Vancouver Craft Beer Week is all-inclusive imbibing

There’s a myth swirling around that the Vancouver craft beer scene is bro dominated. It’s one that should be crushed as quickly as an empty can of Kokanee on a frat boy’s forehead – and if Vancouver Craft Beer Week has anything to show, it’s that there’s a bevy of different people enjoying all that the week-long fete has to offer.

This year’s nine-day festival kicked off on May 26, tapping into some craft draft care of several Vancouver-based (and just beyond) breweries, hosted by local eateries around the city. Now in its eighth year, VCBW has a little bit of everything and a little something for everyone, evidenced by its first-ever Brewer’s Row Block Party in Port Moody to its Forbidden Fruit event on the outskirts of Gastown at Devil’s Elbow.

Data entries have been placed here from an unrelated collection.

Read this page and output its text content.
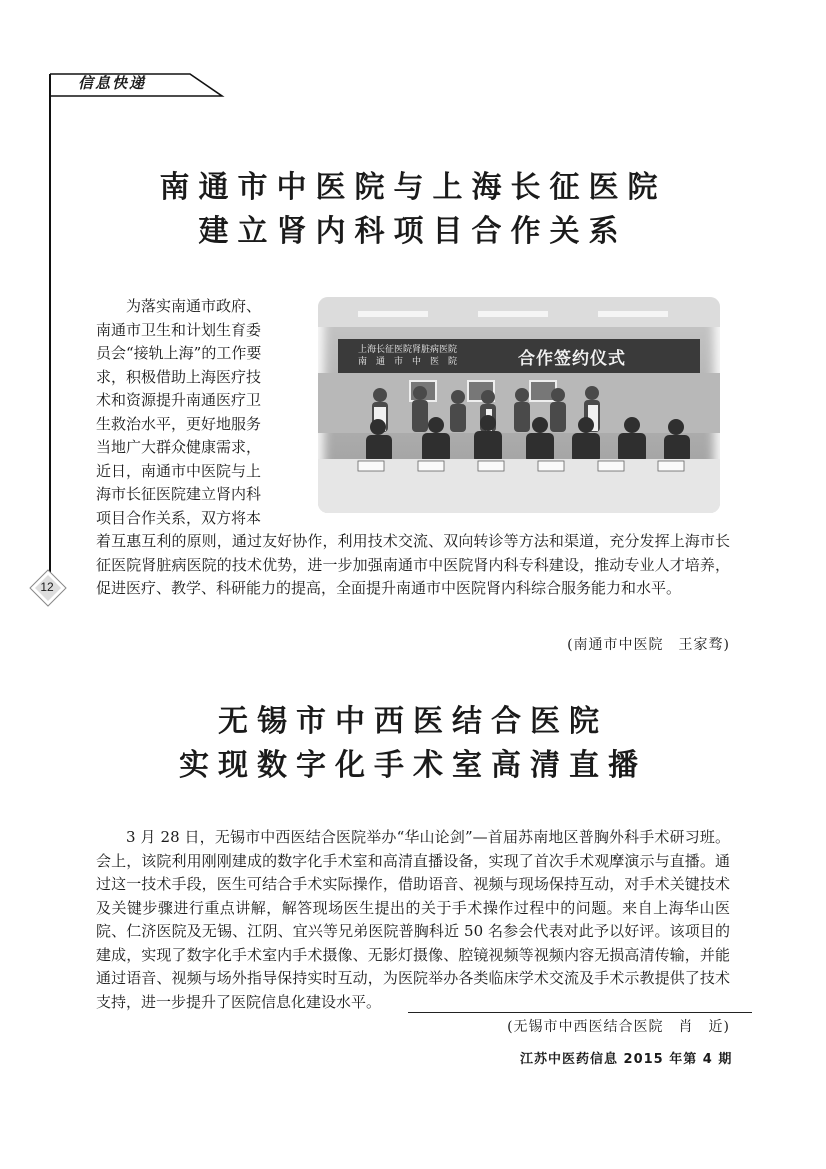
信息快递
12
南通市中医院与上海长征医院
建立肾内科项目合作关系
为落实南通市政府、
南通市卫生和计划生育委
员会“接轨上海”的工作要
求，积极借助上海医疗技
术和资源提升南通医疗卫
生救治水平，更好地服务
当地广大群众健康需求，
近日，南通市中医院与上
海市长征医院建立肾内科
项目合作关系，双方将本
上海长征医院肾脏病医院
南　通　市　中　医　院	合作签约仪式
着互惠互利的原则，通过友好协作，利用技术交流、双向转诊等方法和渠道，充分发挥上海市长征医院肾脏病医院的技术优势，进一步加强南通市中医院肾内科专科建设，推动专业人才培养，促进医疗、教学、科研能力的提高，全面提升南通市中医院肾内科综合服务能力和水平。
(南通市中医院　王家骛)
无锡市中西医结合医院
实现数字化手术室高清直播
3 月 28 日，无锡市中西医结合医院举办“华山论剑”—首届苏南地区普胸外科手术研习班。会上，该院利用刚刚建成的数字化手术室和高清直播设备，实现了首次手术观摩演示与直播。通过这一技术手段，医生可结合手术实际操作，借助语音、视频与现场保持互动，对手术关键技术及关键步骤进行重点讲解，解答现场医生提出的关于手术操作过程中的问题。来自上海华山医院、仁济医院及无锡、江阴、宜兴等兄弟医院普胸科近 50 名参会代表对此予以好评。该项目的建成，实现了数字化手术室内手术摄像、无影灯摄像、腔镜视频等视频内容无损高清传输，并能通过语音、视频与场外指导保持实时互动，为医院举办各类临床学术交流及手术示教提供了技术支持，进一步提升了医院信息化建设水平。
(无锡市中西医结合医院　肖　近)
江苏中医药信息 2015 年第 4 期
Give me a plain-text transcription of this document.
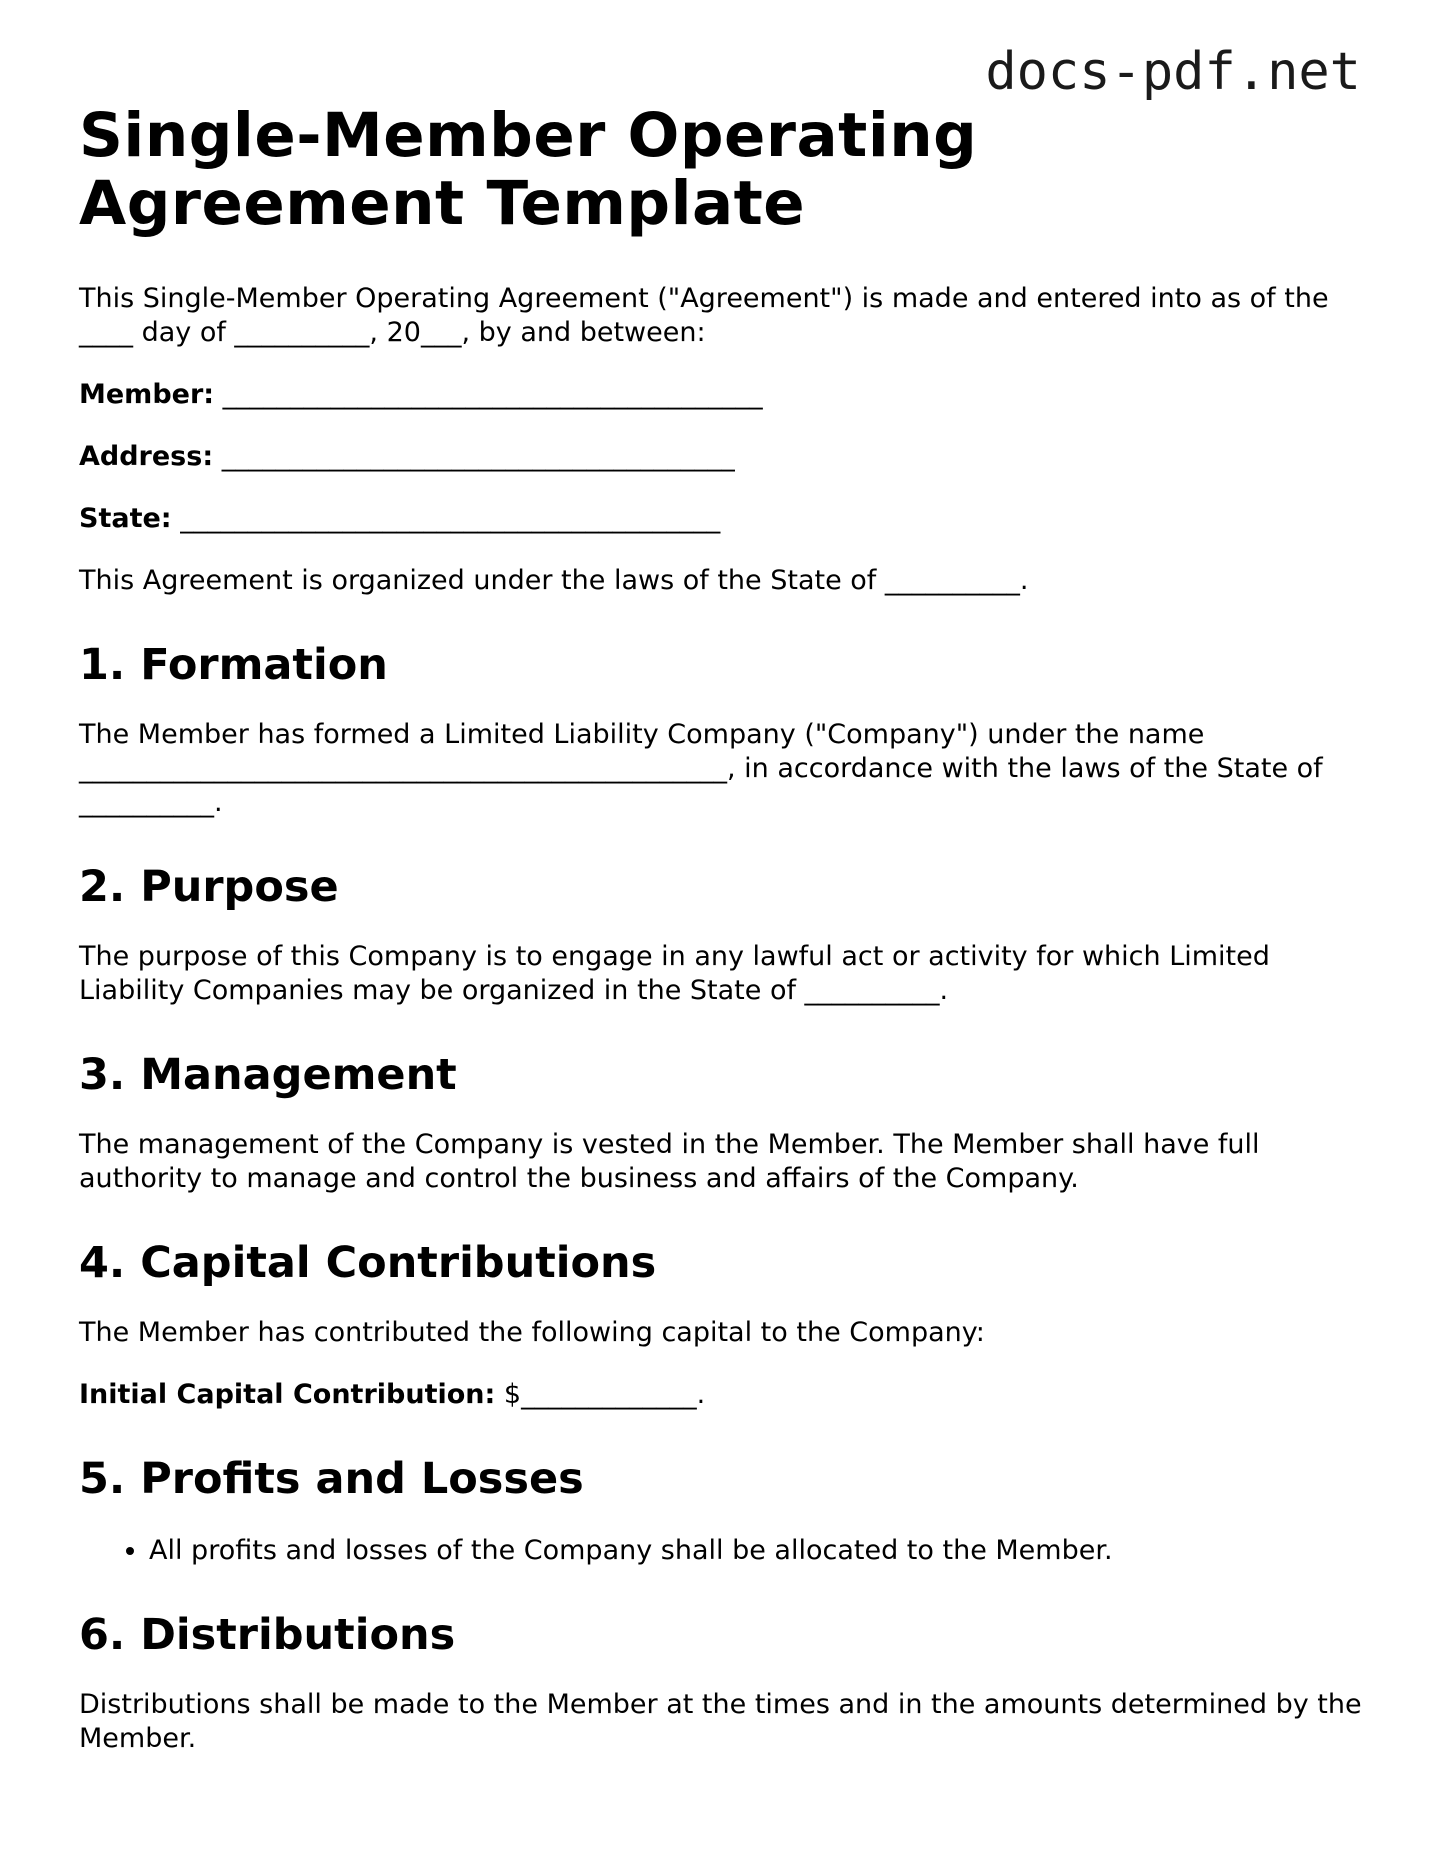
docs-pdf.net
Single-Member Operating Agreement Template

This Single-Member Operating Agreement ("Agreement") is made and entered into as of the ____ day of __________, 20___, by and between:

Member: ________________________________________
Address: ______________________________________
State: ________________________________________

This Agreement is organized under the laws of the State of __________.

1. Formation

The Member has formed a Limited Liability Company ("Company") under the name ________________________________________________, in accordance with the laws of the State of __________.

2. Purpose

The purpose of this Company is to engage in any lawful act or activity for which Limited Liability Companies may be organized in the State of __________.

3. Management

The management of the Company is vested in the Member. The Member shall have full authority to manage and control the business and affairs of the Company.

4. Capital Contributions

The Member has contributed the following capital to the Company:

Initial Capital Contribution: $_____________.
5. Profits and Losses
• All profits and losses of the Company shall be allocated to the Member.
6. Distributions

Distributions shall be made to the Member at the times and in the amounts determined by the Member.
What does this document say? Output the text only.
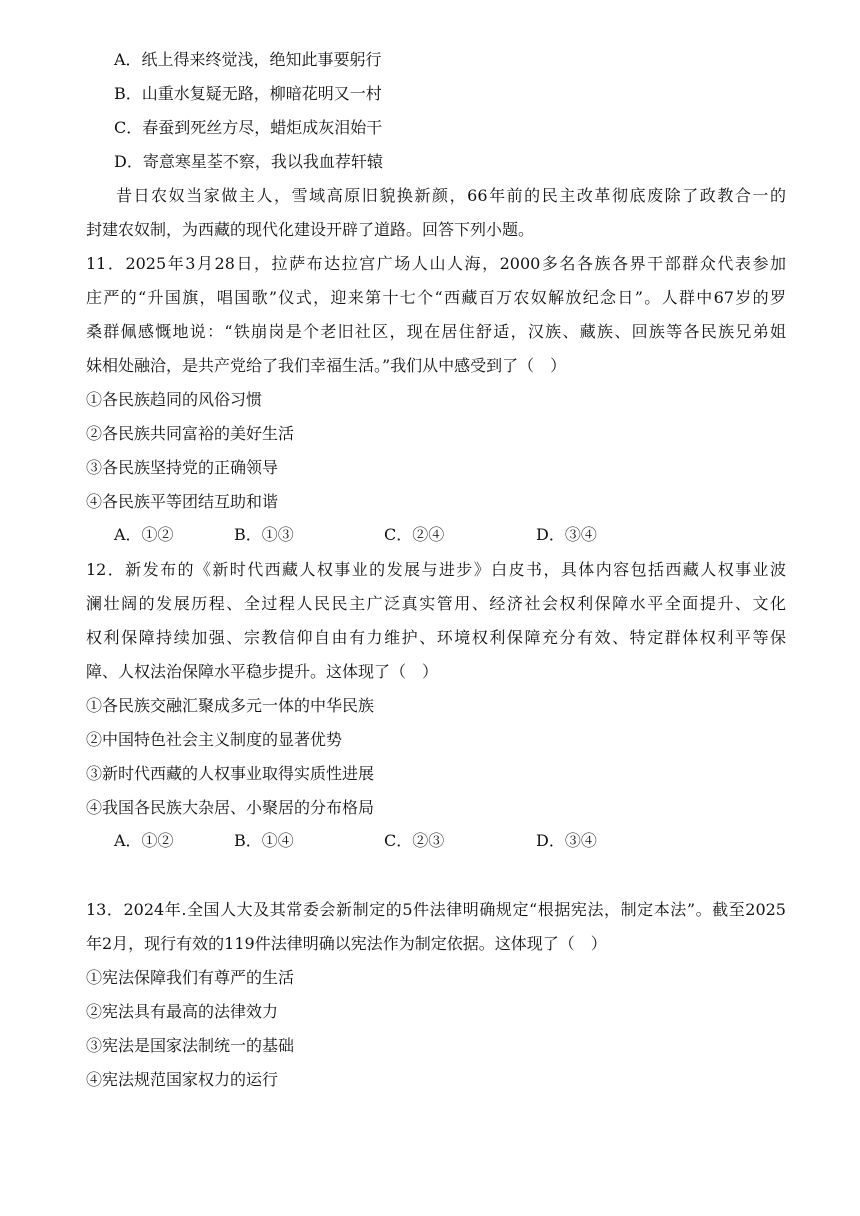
A．纸上得来终觉浅，绝知此事要躬行
B．山重水复疑无路，柳暗花明又一村
C．春蚕到死丝方尽，蜡炬成灰泪始干
D．寄意寒星荃不察，我以我血荐轩辕
昔日农奴当家做主人，雪域高原旧貌换新颜，66年前的民主改革彻底废除了政教合一的
封建农奴制，为西藏的现代化建设开辟了道路。回答下列小题。
11．2025年3月28日，拉萨布达拉宫广场人山人海，2000多名各族各界干部群众代表参加
庄严的“升国旗，唱国歌”仪式，迎来第十七个“西藏百万农奴解放纪念日”。人群中67岁的罗
桑群佩感慨地说：“铁崩岗是个老旧社区，现在居住舒适，汉族、藏族、回族等各民族兄弟姐
妹相处融洽，是共产党给了我们幸福生活。”我们从中感受到了（　）
①各民族趋同的风俗习惯
②各民族共同富裕的美好生活
③各民族坚持党的正确领导
④各民族平等团结互助和谐
A．①②	B．①③	C．②④	D．③④
12．新发布的《新时代西藏人权事业的发展与进步》白皮书，具体内容包括西藏人权事业波
澜壮阔的发展历程、全过程人民民主广泛真实管用、经济社会权利保障水平全面提升、文化
权利保障持续加强、宗教信仰自由有力维护、环境权利保障充分有效、特定群体权利平等保
障、人权法治保障水平稳步提升。这体现了（　）
①各民族交融汇聚成多元一体的中华民族
②中国特色社会主义制度的显著优势
③新时代西藏的人权事业取得实质性进展
④我国各民族大杂居、小聚居的分布格局
A．①②	B．①④	C．②③	D．③④
13．2024年.全国人大及其常委会新制定的5件法律明确规定“根据宪法，制定本法”。截至2025
年2月，现行有效的119件法律明确以宪法作为制定依据。这体现了（　）
①宪法保障我们有尊严的生活
②宪法具有最高的法律效力
③宪法是国家法制统一的基础
④宪法规范国家权力的运行
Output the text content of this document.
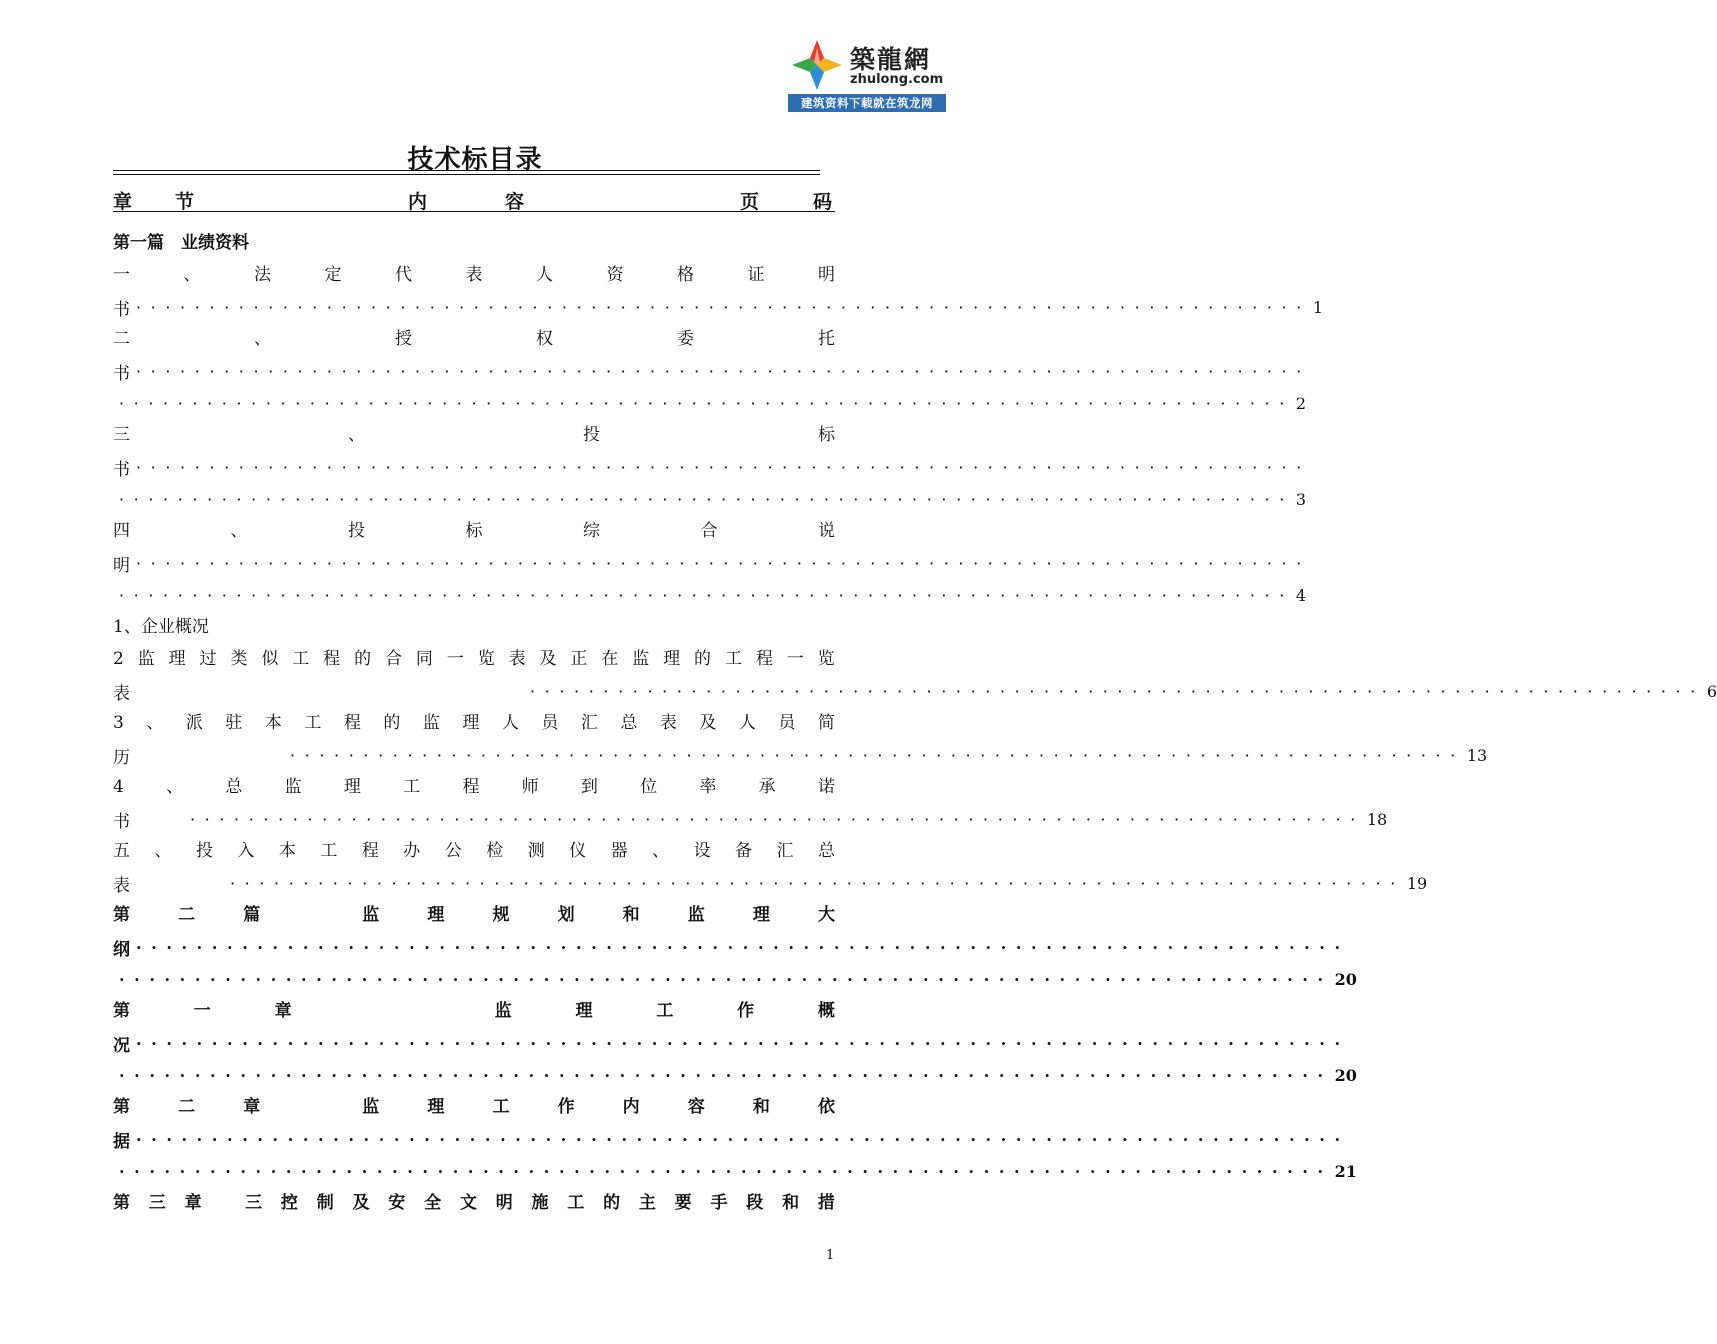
築龍網
zhulong.com
建筑资料下载就在筑龙网
技术标目录
章 节	内	容	页	码
第一篇　业绩资料
一	、	法	定	代	表	人	资	格	证	明
书 ················································································ 1
二	、	授	权	委	托
书 ················································································
················································································ 2
三	、	投	标
书 ················································································
················································································ 3
四	、	投	标	综	合	说
明 ················································································
················································································ 4
1、企业概况
2 监 理 过 类 似 工 程 的 合 同 一 览 表 及 正 在 监 理 的 工 程 一 览
表	················································································ 6
3 、 派 驻 本 工 程 的 监 理 人 员 汇 总 表 及 人 员 简
历	················································································ 13
4 、 总 监 理 工 程 师 到 位 率 承 诺
书	················································································ 18
五 、 投 入 本 工 程 办 公 检 测 仪 器 、 设 备 汇 总
表	················································································ 19
第	二	篇
	监	理	规	划	和	监	理	大
纲 ················································································
················································································ 20
第	一	章

	监	理	工	作	概
况 ················································································
················································································ 20
第	二	章
	监	理	工	作	内	容	和	依
据 ················································································
················································································ 21
第 三 章
	三 控 制 及 安 全 文 明 施 工 的 主 要 手 段 和 措
1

As a seasoned wine-drinker, I was partial to the latter. By nature, I’m more inclined to grab a glass of the grape than a pint of brew – but VCBW had me hooked on the 2017 Forbidden Fruit tap list including Howe’s Sound’s Jam Session Raspberry Cream Ale and Parkside’s Fuzzy Wuzzy Peach IPA.

“The Forbidden Fruit event, for me, that’s a big cross-over event for a lot of people. If you don’t think you like beer, this is for you,” says co-founder and events director Leah Heneghan.

“[Last year], we [started] celebrating fruit and sour beers, which in the beginning there wasn’t really a scene here that could support that.”

Heneghan, the only female of four key directors of VCBW, contends that craft beer isn’t all about the bros, either – so don’t expect a Zac Efron-style beer-crushing montage a la Neighbours to take place at any of the events.

“In the beginning, we used to have an event called ‘Women in Beer’ because we were trying to reach out to women in the beer industry, and trying to get more women drinking beer, but now it doesn’t seem required,” she says. “We decided we don’t need an event like that because there’s so many women that are into craft beer and so many women who are working in the industry now, so I don’t see it as a bro scene at all. I see it as this incredible growth of the female population at our events and who are into beer.”

By my own unscientific observations, the ratio of men to women seemed to be equal at the Forbidden Fruit event, as is the case anytime I step into my local watering hole.

“I think big beer is more male dominated, but small beer is something that definitely speaks to a female palate in a lot of ways,” Heneghan says.

Vancouver Craft Beer Week Festival takes place at the PNE Fairgrounds on Saturday, June 3 and Sunday, June 4 from 1 to 6 p.m. In addition to the biggest selection of craft beer and cider in one place, the VCBW Festival also features art installations, live music, deejays, food trucks, market stalls, brewing demonstrations, and a games area with pinball and foos ball, a pop up barber shop and more! $39.99 gets you two drink tokens and a 4oz souvenir taster mug – more beer can be purchased at $1.50 a pop.